Koka Deutar Har
By Nabakanta Barua
The title, Koka Deutar Har, translates to ‘Ancestral Bone’ or ‘Forefather’s Fossils’. The plot of the novel traces the story of the changing lives of a village inhabited in the valley of Kolong river of Assam, and how the people there respond to and grapple with ideas of modernity, ancestry and tradition. It follows the story of two feudal lords, and brothers-in-law – the royal Bhogai Barua and the nouveau riche Bakhar Bora, and how their disputes are mediated and determined by their relationships with their ancestry, represented through their grandmother, the familial matriarch. Although the writing is infused with Barua’s poetic style, he emphasises the historical authenticity of the period – the early nineteenth century, with all its power, pride, politics, traditions, and generational continuity. In the words of Assamese critic Amrit Jyoti Mahanta, Barua, in the novel “enjoy[s] losing himself in that great motion which is cosmic, universal, and at the same time personal”. Kokadeutar Har received the Sahitya Akademi Award in 1975.
About the Author
Nabakanta Barua (1926-2002), also known as Ekhud Kokaideo, was an eminent Assamese author and poet.
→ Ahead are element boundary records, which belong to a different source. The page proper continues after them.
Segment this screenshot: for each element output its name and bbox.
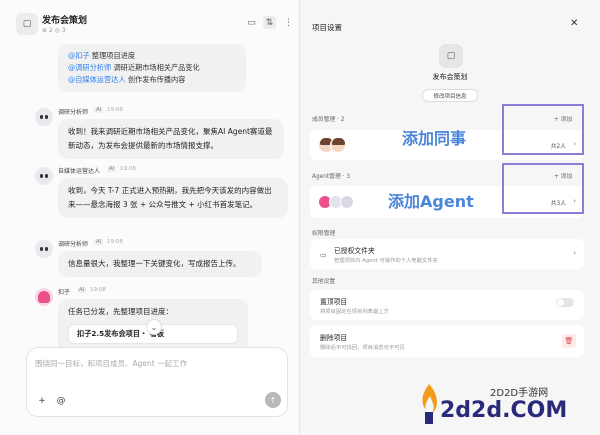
agent-avatar[interactable] xyxy=(35,167,53,185)
pin-title: 置顶项目 xyxy=(320,298,348,306)
message-bubble: 收到！我来调研近期市场相关产品变化，聚焦AI Agent赛道最新动态，为发布会提… xyxy=(58,119,284,159)
delete-trash-icon[interactable]: 🗑 xyxy=(562,334,576,348)
kouzi-avatar[interactable] xyxy=(35,288,53,306)
sender-name: 扣子 xyxy=(58,289,71,296)
delete-title: 删除项目 xyxy=(320,334,348,342)
add-member-highlight-box xyxy=(502,104,584,155)
task-line: @扣子 整理项目进度 xyxy=(68,51,136,60)
pin-subtitle: 将项目固定在项目列表最上方 xyxy=(320,309,389,315)
watermark-domain: 2d2d.COM xyxy=(440,398,568,423)
add-agent-highlight-box xyxy=(502,163,584,214)
sender-name: 自媒体运营达人 xyxy=(58,168,101,175)
agent-avatar[interactable] xyxy=(35,240,53,258)
message-time: 19:08 xyxy=(90,287,106,293)
project-avatar: ▢ xyxy=(439,44,463,68)
chat-title: 发布会策划 xyxy=(42,16,88,26)
watermark-logo: 2D2D手游网 2d2d.COM xyxy=(418,382,594,432)
mention-analyst[interactable]: @调研分析师 xyxy=(68,63,111,72)
edit-project-info-button[interactable]: 修改项目信息 xyxy=(422,89,478,102)
mention-kouzi[interactable]: @扣子 xyxy=(68,51,90,60)
member-avatar xyxy=(330,137,346,153)
mention-icon[interactable]: @ xyxy=(54,394,68,408)
folder-subtitle: 管理项目内 Agent 可操作的个人电脑文件夹 xyxy=(334,258,438,264)
settings-toggle-icon[interactable]: ⇅ xyxy=(263,16,276,29)
authorized-folder-row[interactable]: ▭ 已授权文件夹 管理项目内 Agent 可操作的个人电脑文件夹 › xyxy=(310,239,584,269)
chat-panel: ▢ 发布会策划 ⊕ 2 ◎ 3 ▭ ⇅ ⋮ @扣子 整理项目进度 @调研分析师 … xyxy=(0,0,300,435)
chevron-right-icon: › xyxy=(573,249,576,257)
flame-logo-icon xyxy=(422,384,438,424)
message-time: 19:08 xyxy=(107,107,123,113)
close-icon[interactable]: ✕ xyxy=(570,18,578,29)
permissions-section-label: 权限管理 xyxy=(312,231,336,237)
mention-media[interactable]: @自媒体运营达人 xyxy=(68,75,126,84)
add-member-annotation: 添加同事 xyxy=(402,129,467,148)
add-attachment-icon[interactable]: + xyxy=(35,394,49,408)
folder-title: 已授权文件夹 xyxy=(334,247,375,255)
project-settings-panel: 项目设置 ✕ ▢ 发布会策划 修改项目信息 成员管理 · 2 + 添加 共2人 … xyxy=(300,0,600,435)
sender-name: 调研分析师 xyxy=(58,109,89,116)
sender-name: 调研分析师 xyxy=(58,241,89,248)
message-bubble: 收到，今天 T-7 正式进入预热期，我先把今天该发的内容做出来——悬念海报 3 … xyxy=(58,178,288,218)
ai-badge: AI xyxy=(94,239,104,245)
agents-section-label: Agent管理 · 3 xyxy=(312,174,350,180)
ai-badge: AI xyxy=(94,107,104,113)
task-line: @自媒体运营达人 创作发布传播内容 xyxy=(68,75,186,84)
group-avatar: ▢ xyxy=(16,13,38,35)
watermark-site-name: 2D2D手游网 xyxy=(490,388,549,399)
pin-project-row: 置顶项目 将项目固定在项目列表最上方 xyxy=(310,290,584,320)
other-section-label: 其他设置 xyxy=(312,279,336,285)
folder-icon: ▭ xyxy=(320,251,327,259)
message-time: 19:08 xyxy=(107,239,123,245)
task-assignment-bubble: @扣子 整理项目进度 @调研分析师 调研近期市场相关产品变化 @自媒体运营达人 … xyxy=(58,44,246,92)
settings-title: 项目设置 xyxy=(312,23,342,32)
message-input[interactable] xyxy=(35,356,275,370)
message-time: 19:08 xyxy=(120,166,136,172)
agent-avatar xyxy=(340,195,354,209)
ai-badge: AI xyxy=(77,287,87,293)
pin-toggle[interactable] xyxy=(556,298,574,307)
chat-member-count: ⊕ 2 ◎ 3 xyxy=(42,27,66,34)
members-section-label: 成员管理 · 2 xyxy=(312,117,345,123)
more-icon[interactable]: ⋮ xyxy=(282,16,295,29)
message-bubble: 信息量很大，我整理一下关键变化，写成报告上传。 xyxy=(58,251,262,277)
message-composer: + @ ↑ xyxy=(26,347,288,417)
agent-avatar[interactable] xyxy=(35,108,53,126)
folder-icon[interactable]: ▭ xyxy=(245,16,258,29)
ai-badge: AI xyxy=(107,166,117,172)
delete-subtitle: 删除后不可找回，项目消息也不可见 xyxy=(320,345,405,351)
ghost-icon xyxy=(38,291,50,303)
task-line: @调研分析师 调研近期市场相关产品变化 xyxy=(68,63,200,72)
scroll-down-icon[interactable]: ⌄ xyxy=(146,319,162,335)
send-button[interactable]: ↑ xyxy=(265,392,281,408)
chat-header: ▢ 发布会策划 ⊕ 2 ◎ 3 ▭ ⇅ ⋮ xyxy=(0,0,300,40)
delete-project-row: 删除项目 删除后不可找回，项目消息也不可见 🗑 xyxy=(310,325,584,357)
add-agent-annotation: 添加Agent xyxy=(388,192,474,211)
project-name: 发布会策划 xyxy=(432,73,468,81)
Barua’s contribution to Assamese art and literature came through his academic work in Cotton College, his translations of many Western and Bengali authors and poets into Assamese, his presidency of the Assam Sahitya Sabha and of course, in his vast collections of poetry, essays, novels, and children’s literature (a total of 39 books). He was recognized for these immense contributions most famously through being awarded the Padma Bhushan in 1976. Along with Amulya Barua and Hem Barua, he is considered to be one of the founders of the renaissance of modern poetry in the state.